Но Олежка ещё поцеловал всем женщинам руки (Люси и тётя Лора одинаково залились девичьим румянцем) и лишь после этого отправился на кухню за табуреткой, поскольку все стулья были заняты.
– Артист? – тихонько справилась у Насти Зоя, распираемая любопытством.
– Олег? Ну как сказать… в душе, – засмеялась та. – Хотя работает в агентстве недвижимости. А вообще он наш бывший сосед. Мы с ним ещё в одну группу детского сада ходили. Дрались – ужас, не поверите! Воспитатели нас по разным углам вечно ставили. За обедом котлетами кидались… Кстати, девочки, попробуйте котлеты с чесноком! Тёти-Лорино фирменное блюдо. Вы таких точно не ели!
Однако именно эти самые котлеты когда-то точно ела Зоя! Она только не помнила, где это было. Но не у Машки, да и не дома тоже… Может, у бабы Анфисы?
– Нет-нет, не сюда, лучше с той стороны!
Детсадовский Настин враг, а ныне гость тем временем придвинул к столу дорожную сумку размером с одноместную туристическую палатку, и Настя рванулась к ней так, словно собиралась в ней жить. Вернее, тело её рванулось, а ноги остались на месте.
Сумка оказалась битком набитой книгами: толстыми и тонкими, разноцветными, новенькими, словно только что с прилавка, и пожелтевшими, будто позапрошлого века.
– Акутагава… Андре Жид… Толстая, – комментировал Олег, помогая Насте выуживать одну за другой.
– Читала… Читала, – разочарованно вздыхала Настя и углублялась в сумку ещё немного. Наклоняться ей было трудно: лицо порозовело от напряжения, пока пальцы любовно ощупывали книжные корешки, а глаза жадно бегали по названиям.

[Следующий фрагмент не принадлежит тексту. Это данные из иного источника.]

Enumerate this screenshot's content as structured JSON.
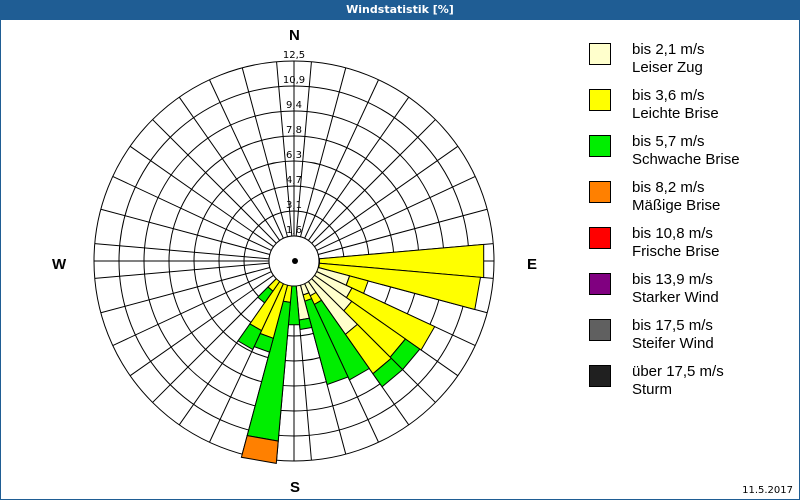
{
  "window": {
    "title": "Windstatistik [%]"
  },
  "compass": {
    "north": "N",
    "east": "E",
    "south": "S",
    "west": "W"
  },
  "date": "11.5.2017",
  "legend": [
    {
      "range": "bis 2,1 m/s",
      "name": "Leiser Zug",
      "color": "#ffffcc"
    },
    {
      "range": "bis 3,6 m/s",
      "name": "Leichte Brise",
      "color": "#ffff00"
    },
    {
      "range": "bis 5,7 m/s",
      "name": "Schwache Brise",
      "color": "#00ee00"
    },
    {
      "range": "bis 8,2 m/s",
      "name": "Mäßige Brise",
      "color": "#ff8000"
    },
    {
      "range": "bis 10,8 m/s",
      "name": "Frische Brise",
      "color": "#ff0000"
    },
    {
      "range": "bis 13,9 m/s",
      "name": "Starker Wind",
      "color": "#800080"
    },
    {
      "range": "bis 17,5 m/s",
      "name": "Steifer Wind",
      "color": "#606060"
    },
    {
      "range": "über 17,5 m/s",
      "name": "Sturm",
      "color": "#202020"
    }
  ],
  "chart_data": {
    "type": "windrose",
    "title": "Windstatistik [%]",
    "unit": "%",
    "sector_width_deg": 10,
    "rings": [
      "1,6",
      "3,1",
      "4,7",
      "6,3",
      "7,8",
      "9,4",
      "10,9",
      "12,5"
    ],
    "rmax": 12.5,
    "directions_labels": [
      "N",
      "E",
      "S",
      "W"
    ],
    "classes": [
      "bis 2,1 m/s",
      "bis 3,6 m/s",
      "bis 5,7 m/s",
      "bis 8,2 m/s",
      "bis 10,8 m/s",
      "bis 13,9 m/s",
      "bis 17,5 m/s",
      "über 17,5 m/s"
    ],
    "sectors": [
      {
        "dir": 90,
        "cumulative": [
          1.6,
          11.9
        ]
      },
      {
        "dir": 100,
        "cumulative": [
          1.6,
          11.7
        ]
      },
      {
        "dir": 110,
        "cumulative": [
          3.6,
          4.8
        ]
      },
      {
        "dir": 120,
        "cumulative": [
          4.0,
          9.7
        ]
      },
      {
        "dir": 130,
        "cumulative": [
          4.4,
          8.5,
          9.6
        ]
      },
      {
        "dir": 140,
        "cumulative": [
          5.6,
          8.6,
          9.6
        ]
      },
      {
        "dir": 150,
        "cumulative": [
          2.4,
          3.0,
          8.2
        ]
      },
      {
        "dir": 160,
        "cumulative": [
          2.2,
          2.6,
          8.0
        ]
      },
      {
        "dir": 170,
        "cumulative": [
          3.7,
          3.7,
          4.3
        ]
      },
      {
        "dir": 180,
        "cumulative": [
          0.0,
          0.4,
          4.0
        ]
      },
      {
        "dir": 190,
        "cumulative": [
          0.0,
          2.6,
          11.3,
          12.7
        ]
      },
      {
        "dir": 200,
        "cumulative": [
          0.0,
          5.0,
          5.9
        ]
      },
      {
        "dir": 210,
        "cumulative": [
          0.0,
          4.8,
          6.1
        ]
      },
      {
        "dir": 220,
        "cumulative": [
          0.0,
          2.3,
          3.2
        ]
      },
      {
        "dir": 80,
        "cumulative": [
          0.6
        ]
      },
      {
        "dir": 230,
        "cumulative": [
          0.3
        ]
      }
    ]
  }
}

О гостях она, похоже, забыла.
– Зоечка, я салатик положу? Колбаски? – тем временем спохватилась тётя Лора.
– Котлеты просто супер, – рассеянно заметила Люси, напрягая боковое зрение.
– А вот, кстати, твой Кутузов. В смысле, этот… Кундера.
– Кундера?! Олег, у тебя склероз что ли? Я же Кутзее просила!
– Какого ещё Кутзе… я… Тьфу, блин, язык сломаешь!
– Да уж, блин… Я же тебя как человека просила: запиши! Это же Нобелевская премия! Про неё передача была: там новый взгляд на систему ценностей! И даже на смысл человеческой жизни! Герой уезжает куда-то на край света, чтобы до конца жизни ухаживать за больными животными… До конца жизни!
– За больными животными? – на лице Олега выразилось недоверие. – Ну и какой тут смысл для человека, ты можешь объяснить?..
– Так вот я и хотела понять!
Глаза Насти метали молнии. Она выпрямилась на своём стуле, тоненькая и грозная.
– Ладно-ладно, запишу, – наконец сдался оппонент.
– Тётя Лора, дайте ему ручку! – распорядилась Настя. – А то у него вечно нет.
– Сейчас… Саша, там в ящике, в секретере!
– Возьмите мою, – предложила кузина Люси и одарила Олега особенным взглядом. Ногти у неё сегодня были серебристо-серые, сантиметра по четыре длиной, и серебристым обведены глаза. А глаза, как всегда, отливали ведьминской зеленью. Но Олег лишь хмуро кивнул.
В дверь позвонили. На сей раз открыть поспешила тётя Лора.
Две дамы – одна пожилых, а другая весьма пожилых лет – торжественно вступили а комнату, вознося два пластмассовых подноса общепитовского образца. На первом красовалось блюдо с горкой жареной рыбы, на втором – громадный двухъярусный торт, усыпанный орехами и цукатами. При взгляде на него Зоин рот рефлекторно переполнился слюной.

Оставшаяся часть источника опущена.